Evaluating patient attribution models
Not all patient attribution models are created the same. With different types of methods used for assigning patients to a provider under an alternative payment model or value-based contract, providers should be assessing which models are the most appropriate for their practice.
Providers should work with actuaries and consultants to evaluate patient attribution models during contract negotiations, the research paper stated.
Providers, consultants, and actuaries should answer the following questions to truly evaluate a patient attribution method:
- What is the best estimate of future performance of an attributed panel of patients in the arrangement?
- What methodologies can be used to understand and act on patient attribution accountability and churn?
- What are the chances of savings based on the attributed panel?
- What is the downside financial risk in the arrangement based on the attributed panel and what is the risk of loss for the population?
- How can the payment model arrangement impact the range of attribution possibilities?
As alternative payment models and value-based contracts increase in popularity, the models are likely to mature and evolve. Providers should be doing their due diligence and working with experts to evaluate patient attribution models as the value-based arrangements grow in complex, the actuaries stressed.
Key considerations for patient attribution models
In addition to understanding the type of patient attribution model used, providers should also consider how the assignment methodology accounts for medically complex patients and unassignable patients, the actuaries advised.
Medically complex patients tend to run up healthcare costs. The most expensive one to two percent of patients account for about 30 percent of total healthcare costs, and the top five percent represent about one-half of costs.
Patient attribution models should exclude the outliers, the research paper stated.
“Although identification and exclusion of complex patients is intended to mitigate their impact on the variability of patient costs in a population, small variations in the prevalence of other high-cost patients, especially if a panel of patients is small, can cause marked changes in total experience,” the actuaries wrote.
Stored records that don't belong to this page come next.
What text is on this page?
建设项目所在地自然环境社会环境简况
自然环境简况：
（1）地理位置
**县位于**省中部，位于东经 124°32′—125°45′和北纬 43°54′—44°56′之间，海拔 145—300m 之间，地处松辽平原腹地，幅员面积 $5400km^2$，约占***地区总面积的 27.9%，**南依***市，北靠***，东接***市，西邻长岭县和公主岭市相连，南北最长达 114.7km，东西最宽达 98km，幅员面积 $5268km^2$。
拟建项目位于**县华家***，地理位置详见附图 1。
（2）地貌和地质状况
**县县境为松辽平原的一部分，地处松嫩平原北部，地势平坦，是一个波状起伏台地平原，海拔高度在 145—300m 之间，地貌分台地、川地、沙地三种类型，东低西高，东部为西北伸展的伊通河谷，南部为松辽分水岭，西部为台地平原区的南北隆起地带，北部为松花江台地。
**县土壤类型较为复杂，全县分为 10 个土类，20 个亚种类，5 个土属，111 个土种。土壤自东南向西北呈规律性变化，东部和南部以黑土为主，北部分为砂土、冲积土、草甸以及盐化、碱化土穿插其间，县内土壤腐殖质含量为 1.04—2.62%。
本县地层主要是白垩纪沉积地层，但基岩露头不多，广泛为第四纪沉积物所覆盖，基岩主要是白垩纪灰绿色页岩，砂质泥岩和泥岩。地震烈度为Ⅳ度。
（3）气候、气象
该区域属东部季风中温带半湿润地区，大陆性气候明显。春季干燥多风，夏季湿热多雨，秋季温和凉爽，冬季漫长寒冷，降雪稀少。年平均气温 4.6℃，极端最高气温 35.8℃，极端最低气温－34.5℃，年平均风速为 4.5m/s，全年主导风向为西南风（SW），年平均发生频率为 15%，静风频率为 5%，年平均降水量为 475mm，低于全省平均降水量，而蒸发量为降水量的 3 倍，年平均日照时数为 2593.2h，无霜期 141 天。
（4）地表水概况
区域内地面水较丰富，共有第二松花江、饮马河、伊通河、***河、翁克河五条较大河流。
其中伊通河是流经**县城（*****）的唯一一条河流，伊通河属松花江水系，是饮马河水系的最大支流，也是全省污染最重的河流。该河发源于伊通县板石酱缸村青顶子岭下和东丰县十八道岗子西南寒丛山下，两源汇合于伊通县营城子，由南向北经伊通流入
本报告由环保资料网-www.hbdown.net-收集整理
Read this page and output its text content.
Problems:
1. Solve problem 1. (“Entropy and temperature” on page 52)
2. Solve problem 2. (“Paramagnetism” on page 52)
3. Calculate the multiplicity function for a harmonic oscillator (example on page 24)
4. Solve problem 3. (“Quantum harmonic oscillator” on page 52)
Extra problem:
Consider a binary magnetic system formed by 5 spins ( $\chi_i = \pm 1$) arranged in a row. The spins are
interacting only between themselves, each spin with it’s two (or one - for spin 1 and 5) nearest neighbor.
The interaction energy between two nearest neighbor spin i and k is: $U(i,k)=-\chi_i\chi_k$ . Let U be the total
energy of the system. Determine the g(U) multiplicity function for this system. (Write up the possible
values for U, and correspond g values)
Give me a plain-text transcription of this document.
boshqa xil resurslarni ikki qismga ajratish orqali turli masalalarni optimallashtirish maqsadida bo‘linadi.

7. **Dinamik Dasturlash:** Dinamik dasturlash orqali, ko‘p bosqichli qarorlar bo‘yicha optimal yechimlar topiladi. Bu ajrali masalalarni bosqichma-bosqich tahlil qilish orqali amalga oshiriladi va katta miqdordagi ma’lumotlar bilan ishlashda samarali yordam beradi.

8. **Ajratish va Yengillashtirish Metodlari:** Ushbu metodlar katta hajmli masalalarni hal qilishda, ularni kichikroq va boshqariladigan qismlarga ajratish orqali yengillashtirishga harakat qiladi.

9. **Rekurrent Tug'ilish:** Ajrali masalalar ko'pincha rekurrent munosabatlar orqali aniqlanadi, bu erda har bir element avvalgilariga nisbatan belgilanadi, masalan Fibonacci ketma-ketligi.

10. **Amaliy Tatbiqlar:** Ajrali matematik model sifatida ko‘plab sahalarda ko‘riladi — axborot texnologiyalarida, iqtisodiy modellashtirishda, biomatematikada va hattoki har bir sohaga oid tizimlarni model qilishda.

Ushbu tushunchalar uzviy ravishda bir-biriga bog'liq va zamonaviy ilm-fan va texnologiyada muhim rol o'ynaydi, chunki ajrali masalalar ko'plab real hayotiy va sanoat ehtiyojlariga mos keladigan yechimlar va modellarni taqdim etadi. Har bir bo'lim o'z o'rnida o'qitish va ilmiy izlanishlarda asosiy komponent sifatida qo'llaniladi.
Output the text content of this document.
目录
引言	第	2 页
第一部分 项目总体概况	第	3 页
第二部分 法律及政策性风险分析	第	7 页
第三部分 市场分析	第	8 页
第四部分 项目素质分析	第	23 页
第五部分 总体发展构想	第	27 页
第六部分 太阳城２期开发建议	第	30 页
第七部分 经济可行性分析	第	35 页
Patient attribution models should also address unassignable patients. A portion of patients will not receive services during the attribution period or the services delivered are not part of the assignment methodology. Low-cost patients who rarely seek care are also difficult to attribute.
However, providers should know how a patient attribution model handles unassignable patients, so they can estimate costs and services for their assigned at-risk population.
“Attribution methods may deal with these members by alternate means, such as by auto-assigning them to providers, or they may be excluded from the value-based contract,” the actuaries warned providers. “It is important to understand the size of this population and whether they are included in development of base measures.”
As alternative payment models and value-based contracts mature, payers are developing accurate patient attribution methods to ensure providers are appropriately at risk for the care quality and costs of patients.
Current methods may challenge payers and providers, but healthcare leaders are working to improve patient attribution.
“More attribution methods are not necessarily better, but targeted ways for plans to attribute patients to their most appropriate provider groups for performance measurement and fiscal risk accountability will continue to evolve,” the paper stated.